The market for cyber mercenaries – companies that develop and sell offensive cyber capabilities and services – has exploded in recent years and is estimated to be worth more than $12 billion worldwide, CTA said.
“We hope these principles will help set a standard for responsible industry practice, as well as support a broader discussion and call to action across stakeholder groups. While there is much industry can and should do to address this challenge, ultimately it is governments that will have to play the lead role in severely limiting – or outright banning – the use of cyber mercenaries,” according to the statement released by CTA.
The group’s five principles – which build on CTA’s founding commitments – are:
- Take steps to counter cyber mercenaries’ use of products and services to harm people;
- Identify ways to actively counter the cyber mercenary market;
- Invest in cybersecurity awareness of customers, users, and the general public;
- Protect customers and users by maintaining the integrity and security of products and services; and
- Develop processes for handling valid legal requests for information.
“The surveillance-for-hire industry targets people across the internet, which is why no single company can tackle this issue alone. We need a concerted response by democratic governments, as well as continued action by industry and focus from civil society,” said David Agranovich, director for threat disruption at Meta.

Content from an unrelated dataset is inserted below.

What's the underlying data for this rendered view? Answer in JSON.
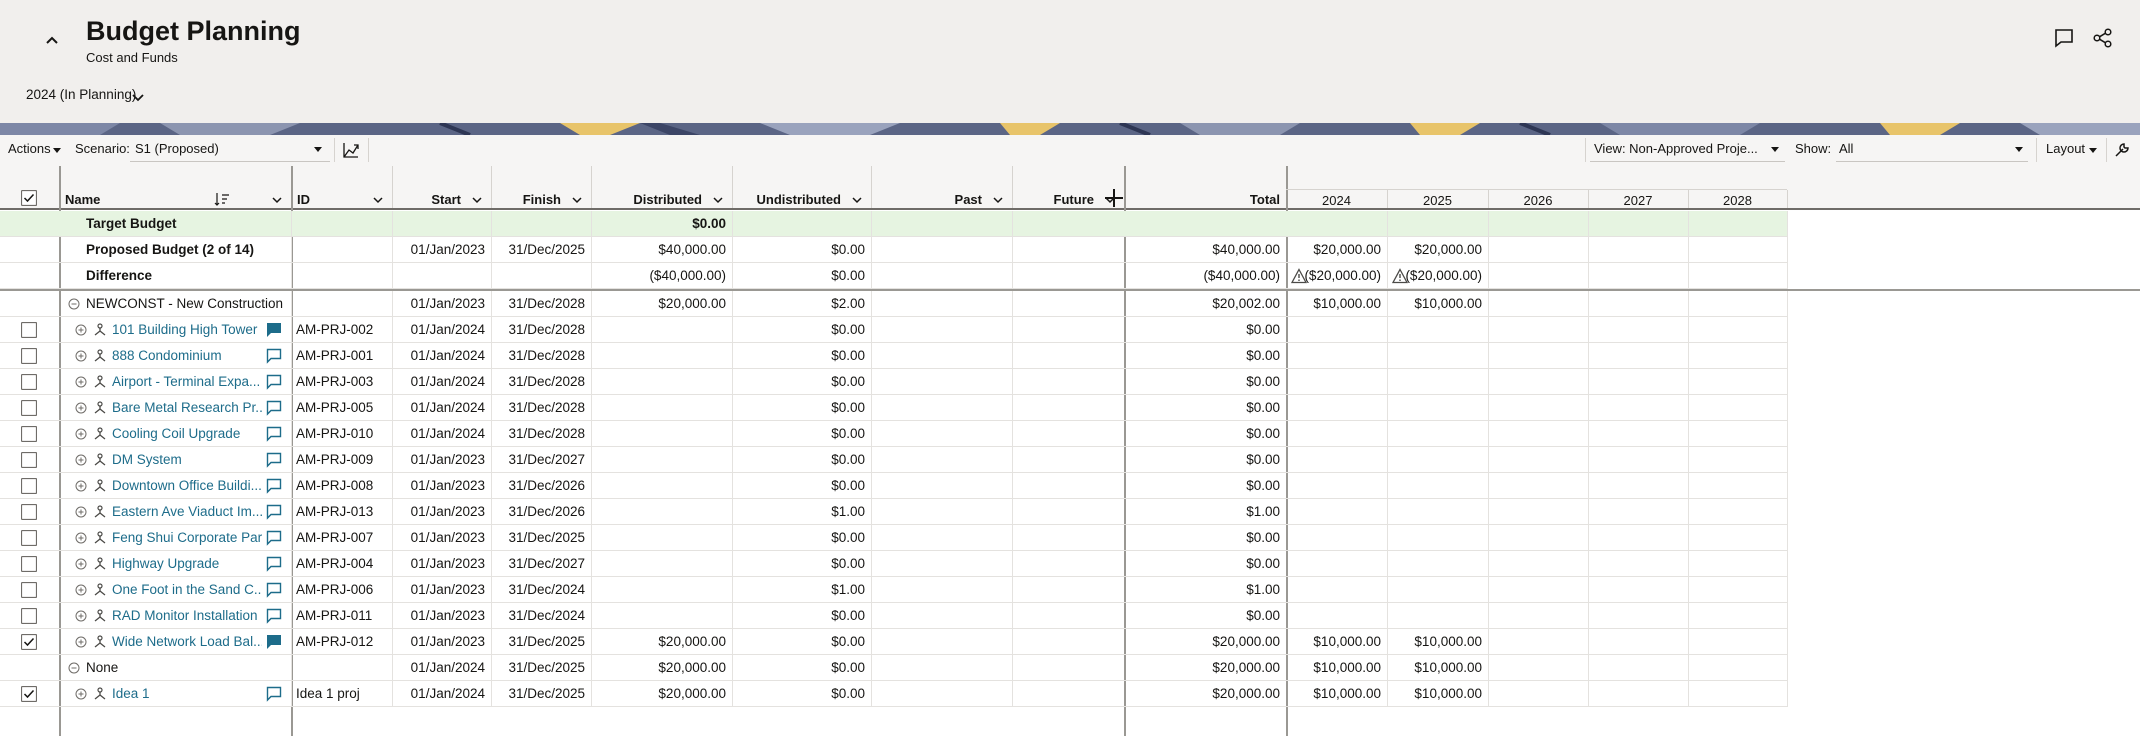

CTA attributed the growth of cyber mercenaries in large part to governments seeking to gain easy access to sophisticated tools and services for a wide range of malicious purposes in a new domain of conflict. The group said those include operations that involve the “cultivation and proliferation of ‘zero-day’ exploits and malicious software” which ultimately undermines technology security and have been widely used “to violate human rights and democratic principles online.”
The Carnegie Endowment for International Peace, in an earlier report, identified at least 74 governments that have contracted cyber mercenaries to gain spyware and digital forensics technology. And in an internal review, Meta – a member organization of CTA – identified thousands of individuals from across 100 countries have been targeted by cyber mercenaries.
“It’s more than a little concerning to see the unabating rise of companies providing digital weapons for hire. There is no reason that this kind of business model should be tolerated, given all the risks it poses,” said Tom Burt, CVP for customer security and trust at Microsoft.
The CTA report also explains that cyber mercenaries have been employed disproportionately by autocratic regimes and frequently used to target journalists, human rights activists, political dissidents, and other entities engaged in free expression online.
Yet, leveraging cyber mercenaries may also appeal to some responsible governments. But CTA warns that the unmitigated expansion “threatens to severely destabilize the broader online environment,” inevitably proliferating sophisticated capabilities, and proving “incompatible with democratic values online.”
The technology industry builds and maintains the majority of “cyberspace” and so, industry has a “responsibility to limit the harm caused by cyber mercenaries,” CTA said.